The Ghost Pirates
- Cover of The Ghost Pirates
- Author: William Hope Hodgson
- Language: English
- Genre: Horror
- Publisher: Stanley Paul
- Publication date: 1909
- Publication place: United Kingdom
- Media type: Print (hardcover)
- Pages: 276

= The Ghost Pirates =

Novel written by William Hope Hodgson

The Ghost Pirates is a horror novel by English writer William Hope Hodgson, first published in 1909.

In it, Hodgson never describes in detail the ghosts – if this is indeed what they are, since their true nature is left ambiguous – he merely reports on their gradual commandeering of the ship.

==Story==
The novel is presented as the transcribed testimony of Jessop, who we ultimately discover is the only survivor of the final voyage of the Mortzestus, having been rescued from drowning by the crew of the passing Sangier. It begins with Jessop's recounting how he came to be aboard the ill-fated Mortzestus and the rumors surrounding the vessel.

Jessop then begins to recount the unusual events that rapidly increase in both frequency and severity. In the telling of his tale, Jessop offers only sparse interpretation of the events, spending most of the time relating the story in an almost journalistic fashion, presenting a relatively unvarnished description of the events and conversations as they occurred.

He describes his confusion and uncertainty about what he believes he has seen, at times fearing for his own sanity. He eventually hears other members of the crew speak of strange events, most of which the rest of the crew pass off as either bad luck or the result of the witness being either tired or "dotty". Jessop only offers brief personal interpretation; he states that while he cannot discount the idea that the beings plaguing the ship may be ghosts, he presents his theory that they may be beings from another dimension that, while sharing the same physical space as theirs, are normally completely separated to the extent that neither dimension is aware of the existence of the other. He offers only vague, superficial suggestions as to the cause of his theorized dimensional breach.

==Style==
The seafaring jargon, coupled with the phonetically rendered dialects of some of the crew, make the text at times somewhat opaque, while at the same time lending it an air of authenticity and believability. Through the use of compactly written prose and simple, almost offhand foreshadowing, Hodgson gradually increases the suspense and sense of dread. Added to this is the fact that the beings invading the ship are neither described in any detail nor explained as to their origin or motive.

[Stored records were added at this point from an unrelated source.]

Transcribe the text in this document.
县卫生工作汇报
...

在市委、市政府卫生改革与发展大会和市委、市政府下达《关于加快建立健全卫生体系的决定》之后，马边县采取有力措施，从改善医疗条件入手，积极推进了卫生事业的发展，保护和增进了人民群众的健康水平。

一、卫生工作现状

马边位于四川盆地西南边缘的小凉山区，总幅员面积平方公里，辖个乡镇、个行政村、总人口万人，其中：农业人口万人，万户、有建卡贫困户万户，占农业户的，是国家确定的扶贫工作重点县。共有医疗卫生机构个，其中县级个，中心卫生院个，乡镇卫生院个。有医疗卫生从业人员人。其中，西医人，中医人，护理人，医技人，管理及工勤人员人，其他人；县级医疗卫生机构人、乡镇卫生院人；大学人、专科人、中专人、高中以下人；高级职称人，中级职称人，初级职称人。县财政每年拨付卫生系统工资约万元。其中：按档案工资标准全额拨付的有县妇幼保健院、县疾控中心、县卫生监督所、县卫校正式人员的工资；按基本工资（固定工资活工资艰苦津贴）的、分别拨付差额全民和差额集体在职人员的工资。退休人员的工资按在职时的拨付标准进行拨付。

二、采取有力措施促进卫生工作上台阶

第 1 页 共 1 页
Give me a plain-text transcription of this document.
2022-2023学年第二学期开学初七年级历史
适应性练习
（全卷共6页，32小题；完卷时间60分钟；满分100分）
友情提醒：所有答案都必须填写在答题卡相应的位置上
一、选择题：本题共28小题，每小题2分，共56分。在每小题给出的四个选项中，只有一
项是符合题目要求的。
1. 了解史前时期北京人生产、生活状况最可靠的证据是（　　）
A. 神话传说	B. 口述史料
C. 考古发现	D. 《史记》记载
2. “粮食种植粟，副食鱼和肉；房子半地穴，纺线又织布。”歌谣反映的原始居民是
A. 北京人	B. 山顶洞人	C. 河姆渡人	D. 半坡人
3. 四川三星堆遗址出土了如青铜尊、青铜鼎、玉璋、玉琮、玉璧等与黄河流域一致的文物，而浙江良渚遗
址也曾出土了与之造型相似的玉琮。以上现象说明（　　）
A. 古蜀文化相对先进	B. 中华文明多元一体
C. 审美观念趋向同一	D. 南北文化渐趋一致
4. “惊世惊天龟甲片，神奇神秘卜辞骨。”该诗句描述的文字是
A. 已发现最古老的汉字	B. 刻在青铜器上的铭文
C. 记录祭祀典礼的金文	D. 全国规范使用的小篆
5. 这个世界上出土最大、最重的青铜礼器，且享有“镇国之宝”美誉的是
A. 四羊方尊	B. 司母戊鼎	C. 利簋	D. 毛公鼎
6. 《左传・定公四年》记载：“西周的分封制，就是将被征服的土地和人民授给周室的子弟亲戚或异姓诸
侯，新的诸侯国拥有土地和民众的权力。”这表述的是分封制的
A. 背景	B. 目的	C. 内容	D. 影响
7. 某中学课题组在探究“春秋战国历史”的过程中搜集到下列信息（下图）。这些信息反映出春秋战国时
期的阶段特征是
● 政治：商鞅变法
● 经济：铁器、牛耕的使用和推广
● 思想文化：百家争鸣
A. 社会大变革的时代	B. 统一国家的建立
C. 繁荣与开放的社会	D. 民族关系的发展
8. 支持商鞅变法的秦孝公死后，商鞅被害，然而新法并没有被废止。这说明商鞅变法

The combination of these literary devices allows Hodgson to amplify the feeling of impending doom until the moment of the novel's unavoidable climax, when the "sea-devils", as Lovecraft describes them, pull the Mortzestus beneath the waves.

== Reception ==
The economic style of writing has led horror writer Robert Weinberg to describe The Ghost Pirates as "one of the finest examples of the tightly written novel ever published."

H.P. Lovecraft commented "The Ghost Pirates . . . is a powerful account of a doomed and haunted ship on its last voyage, and of the terrible sea-devils (of quasi-human aspect, and perhaps the spirits of bygone buccaneers) that besiege it and finally drag it down to an unknown fate. With its command of maritime knowledge, and its clever selection of hints and incidents suggestive of latent horrors in nature, this book at times reaches enviable peaks of power."